What made the R-7 Semyorka so revolutionary was its use of technology considered by the west as impractical – like steering motors instead of control vanes and separate strap-on rocket boosters. Like von Braun, Korolev also recognized one of the major shortcomings of the V-2 design was the use of internal fuel tanks, which added additional weight. Instead, the R-7 used the body of the rocket as a fuel tank, increasing the amount of fuel that could be carried and reducing the overall weight of the rocket.

But all of the revolutionary design features also translated into a difficult testing phase for the R-7. The whole world saw the launch pad failures of von Braun’s Redstone rocket, but nobody outside of the Soviet top leadership circle knew about the frighteningly high R-7 failure rate. Many of the misfires were eventually traced back to small issues, like improper wiring or forgotten parts – not design flaws. Once the vodka rations were cut back and more stringent quality control enforced, the program started to look promising. After hearing the American’s planned to orbit a satellite by 1957, Korolev lobbied the Soviet leadership for a chance to beat the Yanks.

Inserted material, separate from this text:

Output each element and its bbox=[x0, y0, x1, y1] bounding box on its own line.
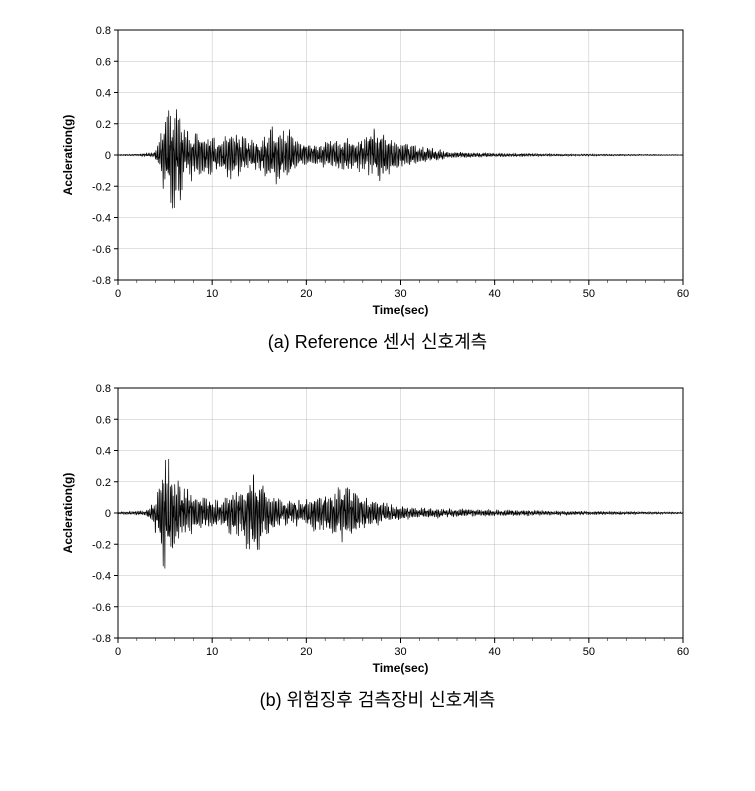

Up to this point, the R-7 had been designed as an ICBM, but work now commenced to modify the design to deliver a satellite into orbit. The satellite, called PS-1 or Sputnik 1, was a simple affair consisting only of a basic 1-watt radio transmitter producing the famous Sputnik “beep”. But despite its small stature, Sputnik made history by being the first man made object to reach orbit around the earth.

The reliability of R-7 allowed for a number of other firsts, like the first space dog, the first object to travel to the moon, and of course the first human into space. All these firsts took a toll on Korolev though, as he increasingly felt like he needed to constantly sing for his supper. Unlike the United States, where all space related activities were coordinated by one agency, NASA, the Soviets funded a multitude of competing programs. Money was often allocated on the basis of political connections rather than technical merits. Korolev was famous for being difficult and independent, which hurt his funding prospects going into the ‘60s. After hearing Kennedy’s speech about putting an American on the moon by the end of the decade, Korolev began to plan for a Soviet program that would do the same. Unfortunately, he had a hard time securing support for engine design and was unable to develop a rocket that would match von Braun’s Saturn V and its mighty F-1 engines. Korolev died in 1966 of a heart attack and the Soviet moon mission died a couple of years later from neglect and lack of funding. But the R-7 lives on in its various incarnations, still rocketing people and payloads into the heavens.